Autonomous Reward Shaping via Self-Generated Trajectories for Sparse-Reward Reinforcement Learning

Published in IEEE Xplore: 09 February 2026
Authors: Kota Minoshima and Sachiyo Arai
monday picture

A central challenge in reinforcement learning is enabling agents to efficiently learn in environments where rewards are sparse or significantly delayed. Many reward shaping approaches rely on handcrafted signals or expert demonstrations, limiting scalability and increasing task-specific engineering cost. We propose an autonomous reward shaping framework that leverages self-generated trajectories. The agent generates trajectories, ranks them using sparse environmental feedback, and learns a dense reward model that best explains these rankings. This learned shaping signal is then added to the environmental reward to accelerate policy optimization, creating a closed loop in which improved policies yield higher-quality trajectories that further refine the reward model. Experiments on MuJoCo continuous-control benchmarks under two delayed-reward settings (20-step delayed and completely delayed) show that our method improves learning efficiency over strong baselines, including PPO, intrinsic-motivation methods (ICM, RND), Self-Imitation Learning (SIL), and Randomized Return Decomposition (RRD). In the 20-step delayed setting, our method matches or exceeds the final performance of these baselines on most tasks while learning faster.
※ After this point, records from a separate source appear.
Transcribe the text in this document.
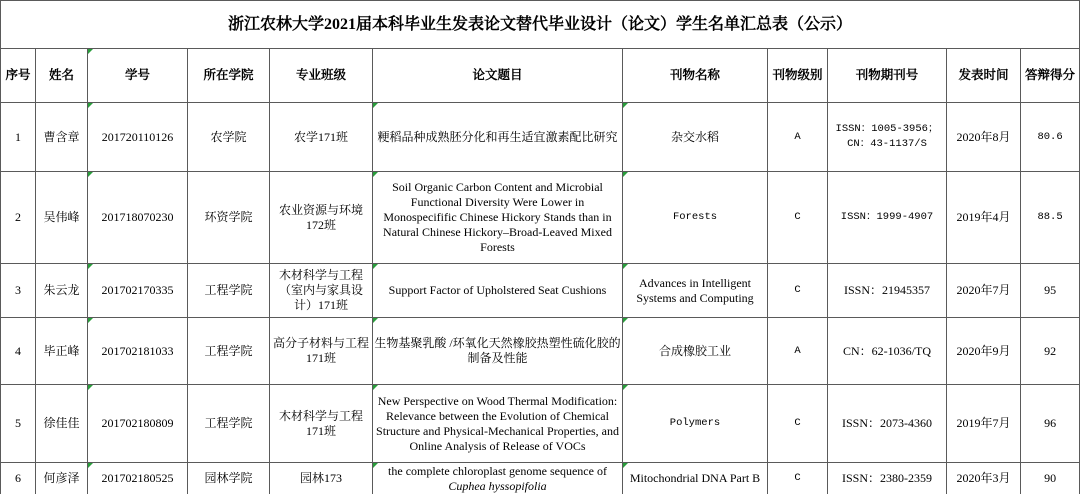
浙江农林大学2021届本科毕业生发表论文替代毕业设计（论文）学生名单汇总表（公示）										
序号	姓名	学号	所在学院	专业班级	论文题目	刊物名称	刊物级别	刊物期刊号	发表时间	答辩得分
1	曹含章	201720110126	农学院	农学171班	粳稻品种成熟胚分化和再生适宜激素配比研究	杂交水稻	A	ISSN：1005-3956；CN：43-1137/S	2020年8月	80.6
2	吴伟峰	201718070230	环资学院	农业资源与环境172班	Soil Organic Carbon Content and Microbial Functional Diversity Were Lower in Monospecifific Chinese Hickory Stands than in Natural Chinese Hickory–Broad-Leaved Mixed Forests	Forests	C	ISSN：1999-4907	2019年4月	88.5
3	朱云龙	201702170335	工程学院	木材科学与工程（室内与家具设计）171班	Support Factor of Upholstered Seat Cushions	Advances in Intelligent Systems and Computing	C	ISSN：21945357	2020年7月	95
4	毕正峰	201702181033	工程学院	高分子材料与工程171班	生物基聚乳酸 /环氧化天然橡胶热塑性硫化胶的制备及性能	合成橡胶工业	A	CN：62-1036/TQ	2020年9月	92
5	徐佳佳	201702180809	工程学院	木材科学与工程171班	New Perspective on Wood Thermal Modification: Relevance between the Evolution of Chemical Structure and Physical-Mechanical Properties, and Online Analysis of Release of VOCs	Polymers	C	ISSN：2073-4360	2019年7月	96
6	何彦泽	201702180525	园林学院	园林173	the complete chloroplast genome sequence of Cuphea hyssopifolia	Mitochondrial DNA Part B	C	ISSN：2380-2359	2020年3月	90
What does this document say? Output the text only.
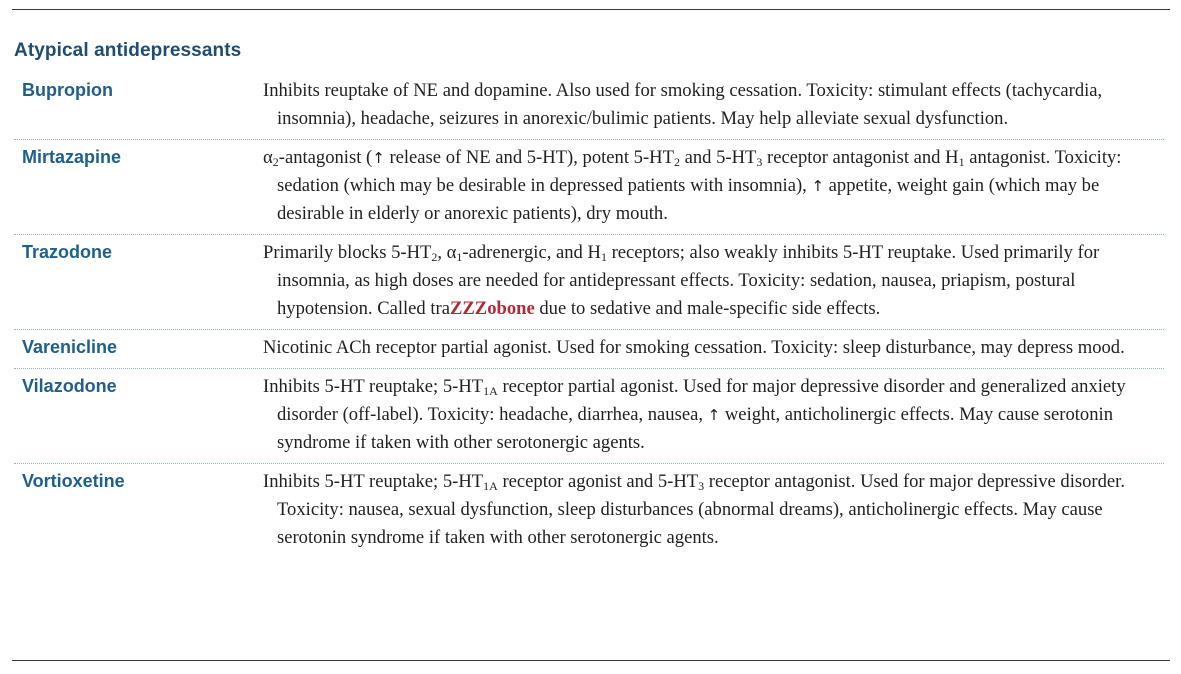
Atypical antidepressants
Bupropion	Inhibits reuptake of NE and dopamine. Also used for smoking cessation. Toxicity: stimulant effects (tachycardia, insomnia), headache, seizures in anorexic/bulimic patients. May help alleviate sexual dysfunction.
Mirtazapine	$\alpha_2$-antagonist (↑ release of NE and 5-HT), potent $5-HT_2$ and $5-HT_3$ receptor antagonist and $H_1$ antagonist. Toxicity: sedation (which may be desirable in depressed patients with insomnia), ↑ appetite, weight gain (which may be desirable in elderly or anorexic patients), dry mouth.
Trazodone	Primarily blocks $5-HT_2$, $\alpha_1$-adrenergic, and $H_1$ receptors; also weakly inhibits 5-HT reuptake. Used primarily for insomnia, as high doses are needed for antidepressant effects. Toxicity: sedation, nausea, priapism, postural hypotension. Called traZZZobone due to sedative and male-specific side effects.
Varenicline	Nicotinic ACh receptor partial agonist. Used for smoking cessation. Toxicity: sleep disturbance, may depress mood.
Vilazodone	Inhibits 5-HT reuptake; $5-HT_{1A}$ receptor partial agonist. Used for major depressive disorder and generalized anxiety disorder (off-label). Toxicity: headache, diarrhea, nausea, ↑ weight, anticholinergic effects. May cause serotonin syndrome if taken with other serotonergic agents.
Vortioxetine	Inhibits 5-HT reuptake; $5-HT_{1A}$ receptor agonist and $5-HT_3$ receptor antagonist. Used for major depressive disorder. Toxicity: nausea, sexual dysfunction, sleep disturbances (abnormal dreams), anticholinergic effects. May cause serotonin syndrome if taken with other serotonergic agents.
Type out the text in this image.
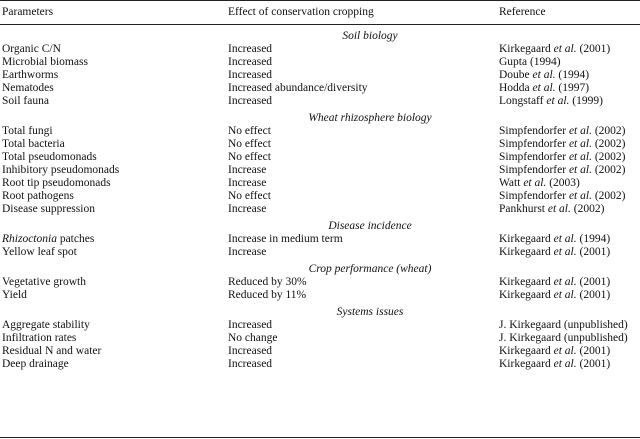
Parameters	Effect of conservation cropping	Reference
Soil biology
Organic C/N	Increased	Kirkegaard et al. (2001)
Microbial biomass	Increased	Gupta (1994)
Earthworms	Increased	Doube et al. (1994)
Nematodes	Increased abundance/diversity	Hodda et al. (1997)
Soil fauna	Increased	Longstaff et al. (1999)
Wheat rhizosphere biology
Total fungi	No effect	Simpfendorfer et al. (2002)
Total bacteria	No effect	Simpfendorfer et al. (2002)
Total pseudomonads	No effect	Simpfendorfer et al. (2002)
Inhibitory pseudomonads	Increase	Simpfendorfer et al. (2002)
Root tip pseudomonads	Increase	Watt et al. (2003)
Root pathogens	No effect	Simpfendorfer et al. (2002)
Disease suppression	Increase	Pankhurst et al. (2002)
Disease incidence
Rhizoctonia patches	Increase in medium term	Kirkegaard et al. (1994)
Yellow leaf spot	Increase	Kirkegaard et al. (2001)
Crop performance (wheat)
Vegetative growth	Reduced by 30%	Kirkegaard et al. (2001)
Yield	Reduced by 11%	Kirkegaard et al. (2001)
Systems issues
Aggregate stability	Increased	J. Kirkegaard (unpublished)
Infiltration rates	No change	J. Kirkegaard (unpublished)
Residual N and water	Increased	Kirkegaard et al. (2001)
Deep drainage	Increased	Kirkegaard et al. (2001)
In the completely delayed setting, where only a single terminal reward is available at the end of each episode, our approach reliably learns high-return policies, whereas the baselines tend to converge to low-return regimes. By autonomously converting sparse and delayed feedback into dense learning signals without expert input, this framework reduces the burden of manual reward engineering and advances scalable reinforcement learning in challenging sparse-reward domains.